Dakota is a 2022 Italian American family film written by Johnny Harrington, directed by Kirk Harris and starring Abbie Cornish, Lola Sultan, Patrick Muldoon, Tim Rozon and William Baldwin.

==Plot==
Recently-widowed Kate Sanders (Abbie Cornish) lives on her family's farm in Georgia with her daughter Alex (Lola Sultan). Life on the farm is a challenge and things only get more complicated when combat dog Dakota arrives on their doorstep delivered by Sergeant CJ Malcolm (Tim Rozon), fulfilling a promise he made to his friend and fellow Afghanistan veteran Marine Clay Sanders (Kate's late husband and Alex's father) to bring Dakota home to them if he died. Kate divides her time between the farm and running the volunteer fire department. Dakota watches over the family and becomes a local hero by helping out around town. Meanwhile, the local Sheriff (Patrick Muldoon) knows an old long-buried secret: that the Sanders' farm is valuable; he has been leaning on Kate to sell and will stop at nothing to get his hands on their land.
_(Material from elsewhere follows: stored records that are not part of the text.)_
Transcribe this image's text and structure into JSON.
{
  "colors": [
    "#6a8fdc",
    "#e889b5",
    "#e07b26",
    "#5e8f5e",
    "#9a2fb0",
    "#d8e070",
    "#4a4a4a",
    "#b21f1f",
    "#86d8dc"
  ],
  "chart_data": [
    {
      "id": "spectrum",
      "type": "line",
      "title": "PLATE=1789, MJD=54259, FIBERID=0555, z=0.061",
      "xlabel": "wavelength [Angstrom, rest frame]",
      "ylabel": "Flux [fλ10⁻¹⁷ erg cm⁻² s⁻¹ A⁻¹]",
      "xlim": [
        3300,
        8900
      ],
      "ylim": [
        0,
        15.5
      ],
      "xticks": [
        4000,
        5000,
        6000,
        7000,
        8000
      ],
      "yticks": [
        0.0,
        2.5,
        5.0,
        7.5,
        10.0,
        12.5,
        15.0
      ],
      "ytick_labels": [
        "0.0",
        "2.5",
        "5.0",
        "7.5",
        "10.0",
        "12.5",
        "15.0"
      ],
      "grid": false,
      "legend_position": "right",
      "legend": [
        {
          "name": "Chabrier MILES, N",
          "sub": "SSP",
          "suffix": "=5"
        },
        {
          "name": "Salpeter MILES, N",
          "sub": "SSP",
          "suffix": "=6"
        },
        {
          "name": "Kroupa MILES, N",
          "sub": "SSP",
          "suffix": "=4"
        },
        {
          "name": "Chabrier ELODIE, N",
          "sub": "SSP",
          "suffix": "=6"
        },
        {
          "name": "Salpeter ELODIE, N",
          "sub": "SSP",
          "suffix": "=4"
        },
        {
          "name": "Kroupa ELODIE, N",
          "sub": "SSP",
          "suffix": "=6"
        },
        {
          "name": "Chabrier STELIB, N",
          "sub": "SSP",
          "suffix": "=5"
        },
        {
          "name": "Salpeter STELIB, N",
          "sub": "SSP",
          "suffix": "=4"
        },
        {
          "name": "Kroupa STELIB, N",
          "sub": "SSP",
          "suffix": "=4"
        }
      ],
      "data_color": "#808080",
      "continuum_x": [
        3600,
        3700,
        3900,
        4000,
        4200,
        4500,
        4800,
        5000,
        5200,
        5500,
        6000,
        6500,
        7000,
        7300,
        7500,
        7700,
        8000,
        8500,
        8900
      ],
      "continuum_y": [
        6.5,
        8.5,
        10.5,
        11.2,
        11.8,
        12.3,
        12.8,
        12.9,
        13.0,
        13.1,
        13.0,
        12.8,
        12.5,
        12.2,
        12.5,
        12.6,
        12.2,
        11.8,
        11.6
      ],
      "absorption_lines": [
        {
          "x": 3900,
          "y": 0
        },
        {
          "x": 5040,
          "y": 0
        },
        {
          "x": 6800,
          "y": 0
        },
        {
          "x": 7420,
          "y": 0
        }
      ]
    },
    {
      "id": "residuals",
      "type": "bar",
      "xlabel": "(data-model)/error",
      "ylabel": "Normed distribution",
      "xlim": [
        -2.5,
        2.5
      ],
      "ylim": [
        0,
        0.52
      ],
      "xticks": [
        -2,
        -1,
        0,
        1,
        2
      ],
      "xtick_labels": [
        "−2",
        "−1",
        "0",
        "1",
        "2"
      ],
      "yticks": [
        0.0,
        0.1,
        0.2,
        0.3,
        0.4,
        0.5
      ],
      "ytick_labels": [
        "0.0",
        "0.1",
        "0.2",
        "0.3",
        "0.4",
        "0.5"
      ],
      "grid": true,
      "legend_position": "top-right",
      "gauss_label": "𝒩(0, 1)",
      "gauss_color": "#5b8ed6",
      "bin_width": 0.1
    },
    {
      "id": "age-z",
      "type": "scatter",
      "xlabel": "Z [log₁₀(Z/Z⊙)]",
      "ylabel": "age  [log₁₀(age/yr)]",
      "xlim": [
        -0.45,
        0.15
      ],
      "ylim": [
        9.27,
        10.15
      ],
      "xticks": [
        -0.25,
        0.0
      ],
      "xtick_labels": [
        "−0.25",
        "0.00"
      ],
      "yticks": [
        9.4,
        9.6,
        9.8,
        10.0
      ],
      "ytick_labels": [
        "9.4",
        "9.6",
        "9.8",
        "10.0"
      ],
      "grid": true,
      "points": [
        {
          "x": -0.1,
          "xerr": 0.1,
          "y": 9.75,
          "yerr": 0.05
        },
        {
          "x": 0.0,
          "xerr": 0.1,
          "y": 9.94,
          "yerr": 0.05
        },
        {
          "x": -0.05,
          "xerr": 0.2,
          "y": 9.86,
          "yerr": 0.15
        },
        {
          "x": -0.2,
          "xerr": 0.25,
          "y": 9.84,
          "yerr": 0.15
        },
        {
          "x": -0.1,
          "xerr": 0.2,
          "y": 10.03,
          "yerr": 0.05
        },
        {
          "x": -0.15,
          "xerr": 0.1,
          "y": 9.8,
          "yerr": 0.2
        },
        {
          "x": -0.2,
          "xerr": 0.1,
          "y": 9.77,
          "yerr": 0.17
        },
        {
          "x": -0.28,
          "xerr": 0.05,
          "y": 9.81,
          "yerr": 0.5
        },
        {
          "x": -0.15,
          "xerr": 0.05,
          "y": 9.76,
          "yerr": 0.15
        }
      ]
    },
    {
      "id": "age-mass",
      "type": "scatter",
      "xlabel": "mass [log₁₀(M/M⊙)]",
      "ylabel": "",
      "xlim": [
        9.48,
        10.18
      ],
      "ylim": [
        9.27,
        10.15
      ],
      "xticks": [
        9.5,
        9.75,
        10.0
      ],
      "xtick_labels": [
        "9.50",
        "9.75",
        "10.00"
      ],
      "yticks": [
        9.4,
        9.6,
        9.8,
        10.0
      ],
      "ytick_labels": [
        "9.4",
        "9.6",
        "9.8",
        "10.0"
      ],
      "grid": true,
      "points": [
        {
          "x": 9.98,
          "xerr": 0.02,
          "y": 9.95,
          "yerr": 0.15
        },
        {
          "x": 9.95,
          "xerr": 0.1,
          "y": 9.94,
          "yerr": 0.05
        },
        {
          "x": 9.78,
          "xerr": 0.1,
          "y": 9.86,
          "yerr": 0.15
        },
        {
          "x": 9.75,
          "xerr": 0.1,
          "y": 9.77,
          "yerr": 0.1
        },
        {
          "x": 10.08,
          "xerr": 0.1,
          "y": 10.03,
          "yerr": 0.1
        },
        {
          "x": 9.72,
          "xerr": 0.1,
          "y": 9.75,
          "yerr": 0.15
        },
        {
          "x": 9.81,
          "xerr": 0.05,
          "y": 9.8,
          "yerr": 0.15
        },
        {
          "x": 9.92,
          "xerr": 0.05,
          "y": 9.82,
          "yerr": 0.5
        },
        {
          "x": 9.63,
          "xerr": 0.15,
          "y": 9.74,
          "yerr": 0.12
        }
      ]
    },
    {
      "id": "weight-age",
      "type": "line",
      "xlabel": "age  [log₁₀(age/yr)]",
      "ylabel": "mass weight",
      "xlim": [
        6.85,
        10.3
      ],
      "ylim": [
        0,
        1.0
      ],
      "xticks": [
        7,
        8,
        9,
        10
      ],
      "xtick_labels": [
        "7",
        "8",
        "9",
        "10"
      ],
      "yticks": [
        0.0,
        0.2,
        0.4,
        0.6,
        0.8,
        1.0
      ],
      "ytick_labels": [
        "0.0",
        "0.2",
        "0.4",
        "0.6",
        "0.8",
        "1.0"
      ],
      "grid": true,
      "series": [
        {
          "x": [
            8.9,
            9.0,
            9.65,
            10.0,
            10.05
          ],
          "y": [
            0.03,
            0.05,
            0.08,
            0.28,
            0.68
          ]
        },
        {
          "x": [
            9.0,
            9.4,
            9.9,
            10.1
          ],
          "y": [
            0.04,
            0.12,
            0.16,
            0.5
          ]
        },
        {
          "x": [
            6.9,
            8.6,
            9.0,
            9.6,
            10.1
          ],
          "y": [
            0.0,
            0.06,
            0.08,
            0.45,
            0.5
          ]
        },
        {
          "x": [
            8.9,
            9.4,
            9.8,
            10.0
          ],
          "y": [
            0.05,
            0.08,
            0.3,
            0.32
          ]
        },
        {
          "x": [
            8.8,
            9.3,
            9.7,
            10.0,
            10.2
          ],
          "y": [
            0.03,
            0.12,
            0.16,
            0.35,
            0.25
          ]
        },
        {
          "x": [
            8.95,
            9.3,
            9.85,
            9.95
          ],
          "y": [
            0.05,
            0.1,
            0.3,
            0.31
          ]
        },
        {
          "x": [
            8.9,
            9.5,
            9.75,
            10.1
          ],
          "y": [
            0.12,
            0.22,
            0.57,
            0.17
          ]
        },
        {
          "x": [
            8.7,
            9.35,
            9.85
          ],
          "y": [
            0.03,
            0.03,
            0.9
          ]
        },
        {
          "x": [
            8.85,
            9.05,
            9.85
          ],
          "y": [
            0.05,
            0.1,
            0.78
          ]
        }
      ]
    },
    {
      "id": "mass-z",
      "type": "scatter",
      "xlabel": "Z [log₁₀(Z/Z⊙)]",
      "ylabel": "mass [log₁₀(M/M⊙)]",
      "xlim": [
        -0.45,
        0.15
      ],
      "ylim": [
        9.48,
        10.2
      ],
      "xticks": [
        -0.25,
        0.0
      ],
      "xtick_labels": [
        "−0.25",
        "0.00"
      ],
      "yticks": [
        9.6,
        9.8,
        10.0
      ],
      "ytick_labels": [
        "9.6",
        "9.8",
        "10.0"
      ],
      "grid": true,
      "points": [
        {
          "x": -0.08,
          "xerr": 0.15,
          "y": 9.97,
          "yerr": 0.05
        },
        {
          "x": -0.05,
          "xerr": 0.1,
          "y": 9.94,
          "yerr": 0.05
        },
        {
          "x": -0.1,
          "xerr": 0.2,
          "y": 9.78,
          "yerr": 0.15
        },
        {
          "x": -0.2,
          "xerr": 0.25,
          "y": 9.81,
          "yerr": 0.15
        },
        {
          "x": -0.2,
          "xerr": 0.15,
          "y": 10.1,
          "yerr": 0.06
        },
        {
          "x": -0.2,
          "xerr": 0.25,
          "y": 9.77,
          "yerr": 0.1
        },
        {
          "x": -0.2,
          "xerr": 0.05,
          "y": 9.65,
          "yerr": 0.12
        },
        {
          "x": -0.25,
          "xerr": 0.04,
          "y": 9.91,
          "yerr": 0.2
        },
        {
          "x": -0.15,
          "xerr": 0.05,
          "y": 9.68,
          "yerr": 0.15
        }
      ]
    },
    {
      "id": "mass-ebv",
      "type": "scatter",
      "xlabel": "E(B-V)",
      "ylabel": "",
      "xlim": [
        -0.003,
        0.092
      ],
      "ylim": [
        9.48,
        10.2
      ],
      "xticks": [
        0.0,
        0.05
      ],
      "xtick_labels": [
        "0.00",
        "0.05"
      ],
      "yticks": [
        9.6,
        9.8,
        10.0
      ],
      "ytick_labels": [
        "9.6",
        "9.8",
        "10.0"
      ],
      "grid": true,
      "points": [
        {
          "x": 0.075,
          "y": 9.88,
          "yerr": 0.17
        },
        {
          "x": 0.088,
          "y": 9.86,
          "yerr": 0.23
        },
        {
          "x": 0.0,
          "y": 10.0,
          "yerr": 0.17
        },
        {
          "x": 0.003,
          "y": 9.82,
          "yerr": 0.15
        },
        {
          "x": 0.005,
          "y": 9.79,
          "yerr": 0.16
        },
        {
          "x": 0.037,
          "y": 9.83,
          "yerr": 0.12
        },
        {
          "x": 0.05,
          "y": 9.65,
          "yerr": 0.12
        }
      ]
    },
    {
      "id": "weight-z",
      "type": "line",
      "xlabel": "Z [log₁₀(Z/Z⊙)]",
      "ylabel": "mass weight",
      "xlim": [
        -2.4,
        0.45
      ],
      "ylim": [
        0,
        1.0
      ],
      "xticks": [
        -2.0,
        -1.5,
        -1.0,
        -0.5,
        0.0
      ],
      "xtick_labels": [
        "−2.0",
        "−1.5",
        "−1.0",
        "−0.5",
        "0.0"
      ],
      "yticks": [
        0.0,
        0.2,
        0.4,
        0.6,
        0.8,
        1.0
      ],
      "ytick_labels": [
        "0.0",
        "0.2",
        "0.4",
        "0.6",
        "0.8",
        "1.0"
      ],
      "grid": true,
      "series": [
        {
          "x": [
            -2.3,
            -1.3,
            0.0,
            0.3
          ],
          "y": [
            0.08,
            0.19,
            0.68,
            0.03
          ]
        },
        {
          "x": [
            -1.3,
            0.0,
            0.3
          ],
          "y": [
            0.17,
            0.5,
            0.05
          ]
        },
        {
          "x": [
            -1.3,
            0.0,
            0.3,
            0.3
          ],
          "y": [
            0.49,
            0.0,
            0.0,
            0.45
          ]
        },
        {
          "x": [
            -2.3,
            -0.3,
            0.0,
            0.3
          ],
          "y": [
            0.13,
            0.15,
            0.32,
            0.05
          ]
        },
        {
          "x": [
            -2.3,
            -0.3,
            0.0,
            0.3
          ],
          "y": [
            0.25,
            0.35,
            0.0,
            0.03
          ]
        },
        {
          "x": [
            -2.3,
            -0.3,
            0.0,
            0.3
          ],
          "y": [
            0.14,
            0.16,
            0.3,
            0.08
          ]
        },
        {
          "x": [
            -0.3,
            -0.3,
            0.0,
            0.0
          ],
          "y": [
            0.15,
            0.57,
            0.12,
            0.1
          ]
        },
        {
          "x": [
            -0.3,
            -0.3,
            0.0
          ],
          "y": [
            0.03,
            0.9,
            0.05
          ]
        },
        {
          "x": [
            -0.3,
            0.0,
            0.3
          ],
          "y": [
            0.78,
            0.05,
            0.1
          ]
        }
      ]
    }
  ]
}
With help from Alex and Dakota, Kate realizes the true value of the farm; meanwhile, Dakota teaches Alex that nothing's better than having a dog as a best friend.

==Cast==
- Lola Sultan as Alex Sanders
- Abbie Cornish as Kate Sanders
- Patrick Muldoon as Sheriff Danforth
- Tim Rozon as CJ Malcolm
- William Baldwin as Monty Sanders

==Production==
In March 2021, it was announced that Sultan and Cornish were cast in the film. That same month, it was announced that Baldwin and Muldoon were also cast in the film.

==Release==
In February 2022, it was announced that the American distribution rights to the film were acquired by Samuel Goldwyn Films. The film was released in limited theaters on April 1, 2022. Then it was released on VOD on May 20, 2022.

==Reception==
The film has a 22% rating on Rotten Tomatoes based on nine reviews. Bradley Gibson of Film Threat rated the film a 7 out of 10. Tara McNamara of Common Sense Media awarded the film two stars out of five.